Micro hydro is a term used for hydroelectric power installations that typically produce up to 100 kW of power. These installations can provide power to an isolated home or small community, or are sometimes connected to electric power networks. There are many of these installations around the world, particularly in developing nations as they can provide an economical source of energy without purchase of fuel. Micro hydro systems complement photovoltaic solar energy systems because in many areas, water flow, and thus available hydro power, is highest in the winter when solar energy is at a minimum.


Pico hydro is a term used for hydroelectric power generation of under 5 kW. It is useful in small, remote communities that require only a small amount of electricity. For example, to power one or two fluorescent light bulbs and a TV or radio for a few homes. Even smaller turbines of 200-300W may power a single home in a developing country with a drop of only 1 m (3 ft). A Pico-hydro setup is typically run-of-the-river, meaning that dams are not used, but rather pipes divert some of the flow, drop this down a gradient, and through the turbine before returning it to the stream.

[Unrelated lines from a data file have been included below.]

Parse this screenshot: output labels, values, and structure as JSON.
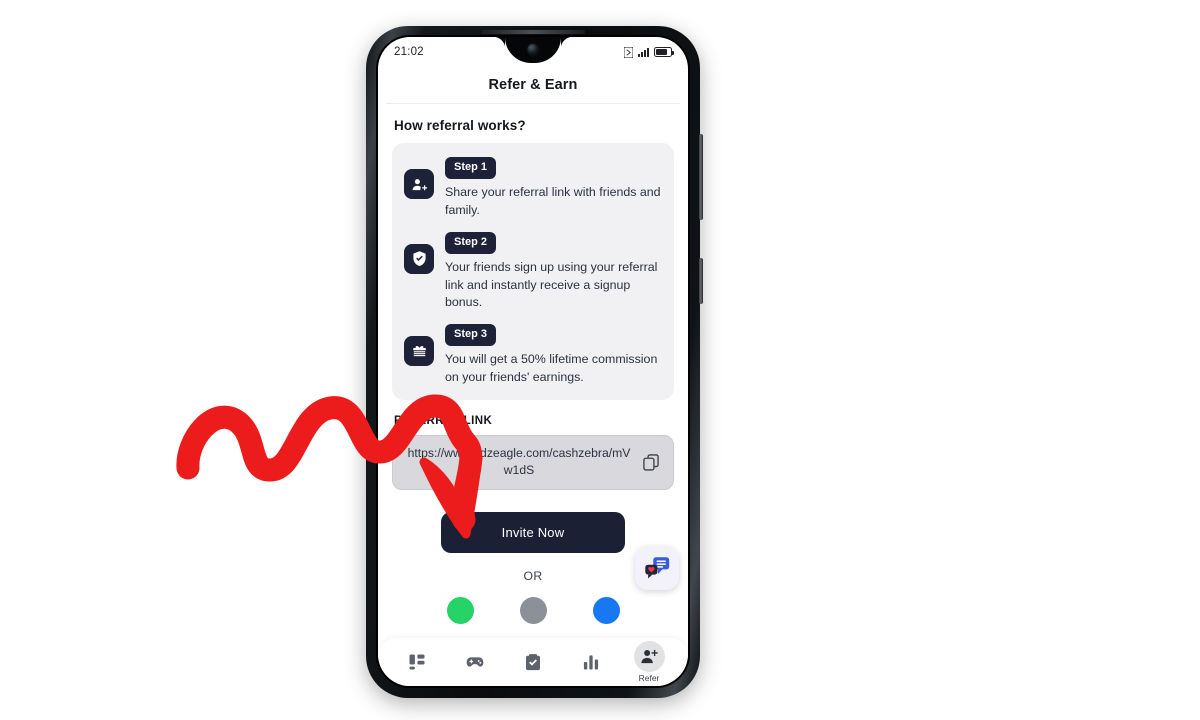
{
  "status_bar": {
    "time": "21:02",
    "icons": [
      "nfc-icon",
      "signal-icon",
      "battery-icon"
    ]
  },
  "app": {
    "header_title": "Refer & Earn",
    "section_title": "How referral works?",
    "steps": [
      {
        "badge": "Step 1",
        "text": "Share your referral link with friends and family.",
        "icon": "person-add-icon"
      },
      {
        "badge": "Step 2",
        "text": "Your friends sign up using your referral link and instantly receive a signup bonus.",
        "icon": "shield-check-icon"
      },
      {
        "badge": "Step 3",
        "text": "You will get a 50% lifetime commission on your friends' earnings.",
        "icon": "gift-icon"
      }
    ],
    "referral": {
      "label": "REFERRAL LINK",
      "url": "https://www.adzeagle.com/cashzebra/mVw1dS",
      "copy_icon": "copy-icon"
    },
    "invite_button": "Invite Now",
    "or_divider": "OR",
    "share_targets": [
      {
        "name": "whatsapp-share-icon",
        "color": "#25d366"
      },
      {
        "name": "telegram-share-icon",
        "color": "#8b9099"
      },
      {
        "name": "facebook-share-icon",
        "color": "#1877f2"
      }
    ],
    "chat_widget": {
      "icon": "chat-bubbles-icon"
    },
    "bottom_nav": [
      {
        "label": "",
        "icon": "dashboard-grid-icon",
        "active": false
      },
      {
        "label": "",
        "icon": "gamepad-icon",
        "active": false
      },
      {
        "label": "",
        "icon": "clipboard-check-icon",
        "active": false
      },
      {
        "label": "",
        "icon": "bar-chart-icon",
        "active": false
      },
      {
        "label": "Refer",
        "icon": "person-add-icon",
        "active": true
      }
    ]
  },
  "annotation": {
    "type": "arrow",
    "color": "#ed1c1c",
    "description": "red squiggly arrow pointing to Invite Now button"
  },
  "theme": {
    "dark_navy": "#1d2238",
    "card_bg": "#f1f1f3",
    "link_bg": "#d9d9dd",
    "accent_red": "#ed1c1c"
  }
}
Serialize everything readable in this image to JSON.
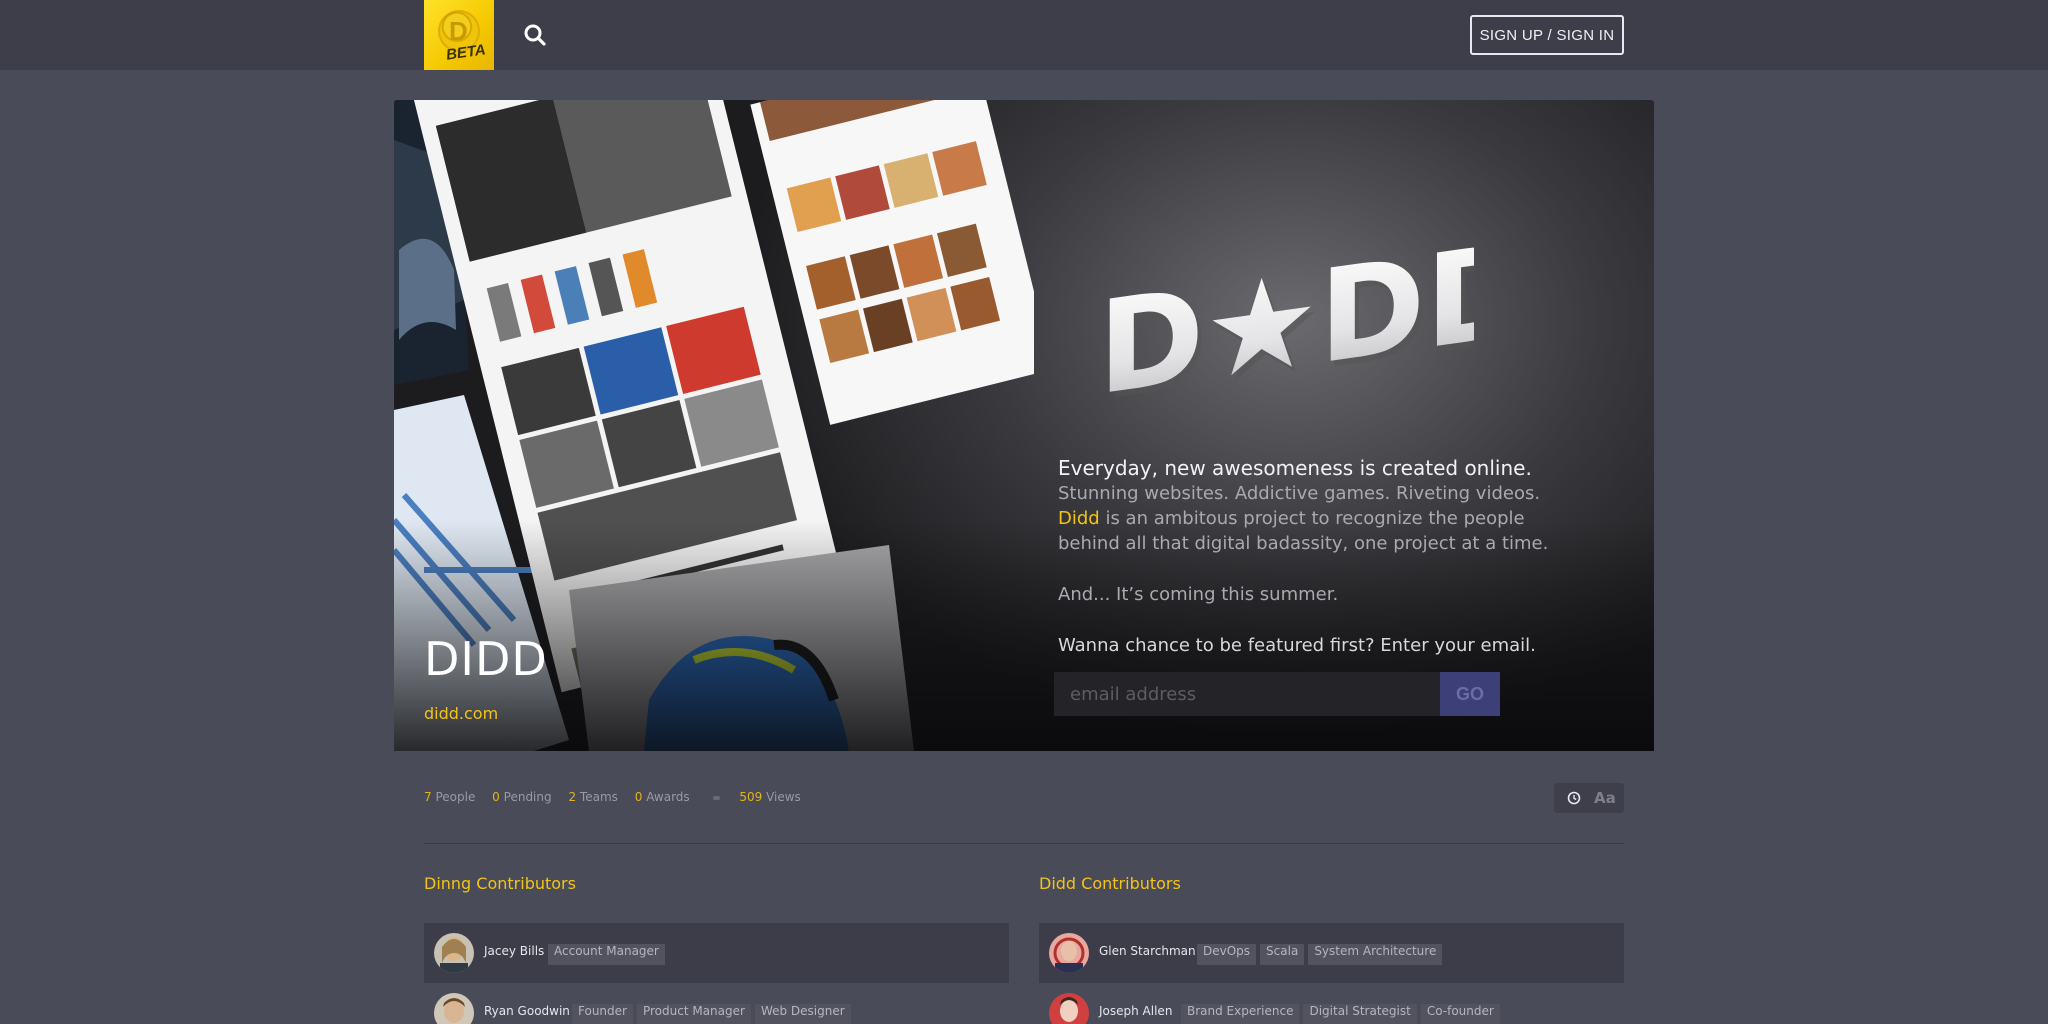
{
  "header": {
    "logo_badge": "BETA",
    "signin_label": "SIGN UP / SIGN IN"
  },
  "hero": {
    "title": "DIDD",
    "link": "didd.com",
    "brand_text": "D★DD",
    "lead": "Everyday, new awesomeness is created online.",
    "line2": "Stunning websites. Addictive games. Riveting videos.",
    "line3_accent": "Didd",
    "line3_rest": " is an ambitous project to recognize the people",
    "line4": "behind all that digital badassity, one project at a time.",
    "coming": "And... It’s coming this summer.",
    "ask": "Wanna chance to be featured first? Enter your email.",
    "email_placeholder": "email address",
    "go_label": "GO"
  },
  "stats": {
    "people_count": "7",
    "people_label": "People",
    "pending_count": "0",
    "pending_label": "Pending",
    "teams_count": "2",
    "teams_label": "Teams",
    "awards_count": "0",
    "awards_label": "Awards",
    "views_count": "509",
    "views_label": "Views",
    "font_toggle": "Aa"
  },
  "left_column": {
    "title": "Dinng Contributors",
    "people": [
      {
        "name": "Jacey Bills",
        "tags": [
          "Account Manager"
        ]
      },
      {
        "name": "Ryan Goodwin",
        "tags": [
          "Founder",
          "Product Manager",
          "Web Designer"
        ]
      }
    ]
  },
  "right_column": {
    "title": "Didd Contributors",
    "people": [
      {
        "name": "Glen Starchman",
        "tags": [
          "DevOps",
          "Scala",
          "System Architecture"
        ]
      },
      {
        "name": "Joseph Allen",
        "tags": [
          "Brand Experience",
          "Digital Strategist",
          "Co-founder"
        ]
      }
    ]
  },
  "colors": {
    "background": "#4a4b58",
    "topbar": "#3d3e4a",
    "accent": "#f3c417",
    "go_button": "#3d3f78"
  }
}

An underground power station is generally used at large facilities and makes use of a large natural height difference between two waterways, such as a waterfall or mountain lake. An underground tunnel is constructed to take water from the high reservoir to the generating hall built in an underground cavern near the lowest point of the water tunnel and a horizontal tailrace taking water away to the lower outlet waterway.

Measurement of the tailrace and forebay rates at the Limestone Generating Station in Manitoba, Canada.

Advantages of hydroelectricity

The way the electricity is produced does not harm the environment as much as fossil fuels like oil or coal do. Hydroelectricity is very powerful and safe, and produces no waste.

Hydroelectricity can be made very quickly. This makes it useful for times when demand for electricity is high. Water that has been stored in a reservoir can be released (let go) when needed, so the energy can be made quickly. This controllability also makes hydroelectricity a good match for less controllable intermittent energy sources. When the wind is not blowing or the sun is not shining, hydroelectricity can be released.

Another advantage is that hydroelectricity cannot run out as long as there is a good water supply. Once the dam is built, the electricity costs very little, no waste or pollution is produced, and electricity can be generated whenever it is needed.

A few hydro turbines do not have a dam but instead use the current of the "run of the river". They produce less electricity and cannot store energy for later use.

Disadvantages of hydroelectricity

The building of large dams to hold water can damage the environment. In 1983, the Australian government stopped the Tasmanian state government from building a dam on the Gordon River in Tasmania after a huge public protest. The dam would have flooded the beautiful Franklin River. The Three Gorges Dam in China will be the world's largest hydroelectricity project. The dam has flooded a huge area, meaning that 1.2 million people have had to be moved. Scientists are concerned about many problems with the dam, such as pollution, silt, and the danger of the dam wall breaking.